Les scrutins présidentiels de 2025 en Afrique ont révélé une tendance alarmante : des campagnes électorales verrouillées en amont, privant l’opposition de toute chance de victoire. Les derniers exemples en date, à Djibouti le 10 avril et au Bénin le 12 avril, illustrent cette dynamique. À Djibouti, Ismaïl Omar Guelleh a été réélu pour un sixième mandat avec un score écrasant de 97,8 % des voix.
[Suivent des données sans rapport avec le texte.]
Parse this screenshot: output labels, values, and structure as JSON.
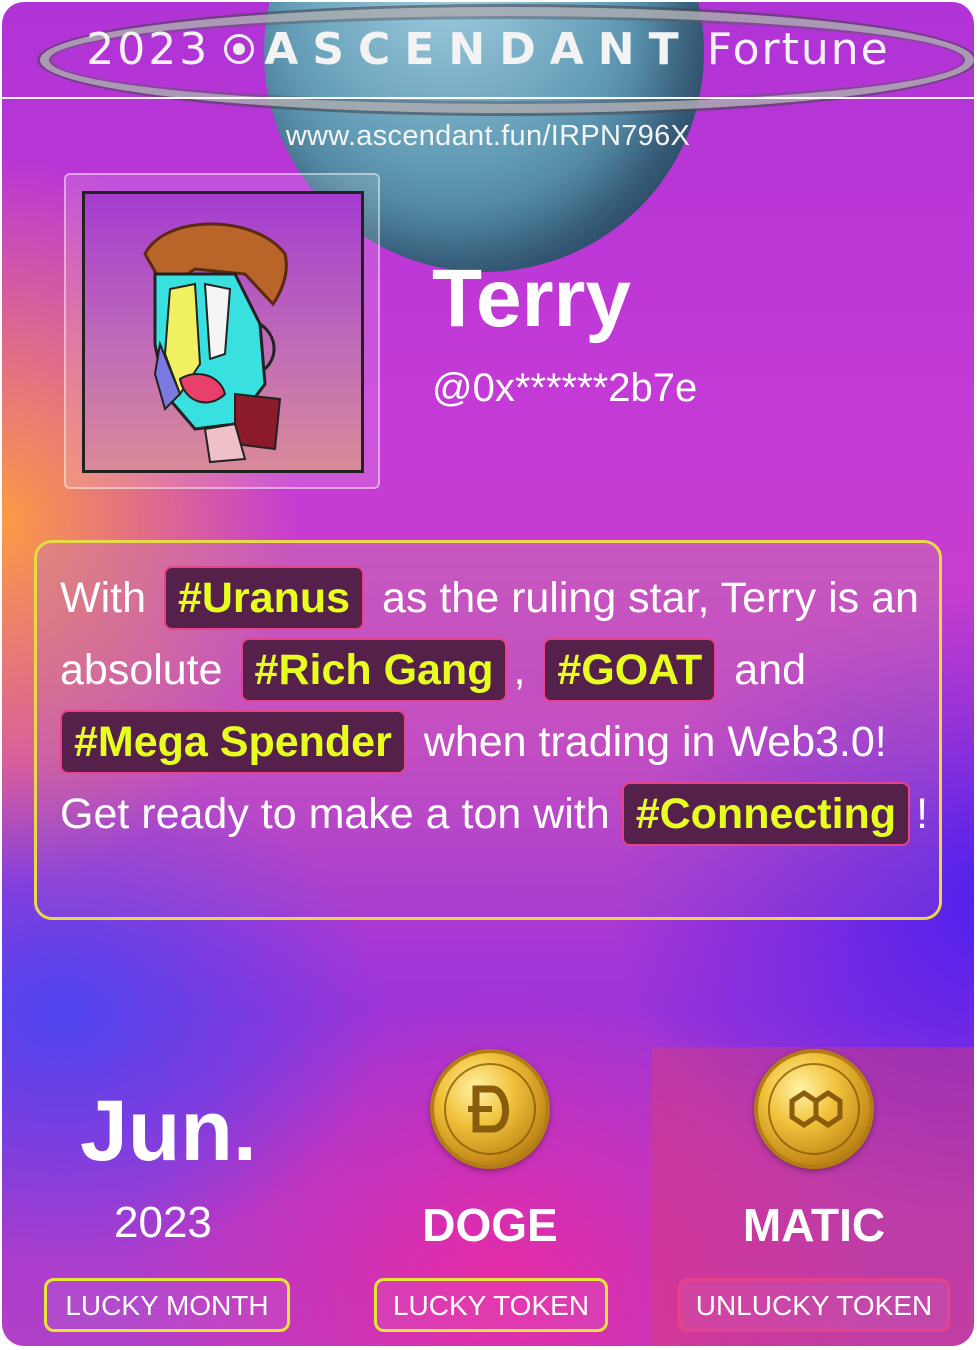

Au Bénin, Romuald Wadagni, successeur désigné de Patrice Talon, a obtenu 94 % des suffrages. Des résultats qui reflètent l’absence d’une opposition crédible, bien avant l’ouverture des bureaux de vote.

À Djibouti, l’un des leaders de l’opposition, Alexis Mohamed, a finalement renoncé à se présenter. Ses motivations ? Une « impossibilité de mener une campagne sereine », évoquant des risques pour sa sécurité. Pourtant, c’est surtout le montant des frais de candidature, jugés « exorbitants », qui a joué un rôle décisif. Pour de nombreux observateurs, ces élections se sont transformées en une « mascarade électorale », vidée de toute substance démocratique.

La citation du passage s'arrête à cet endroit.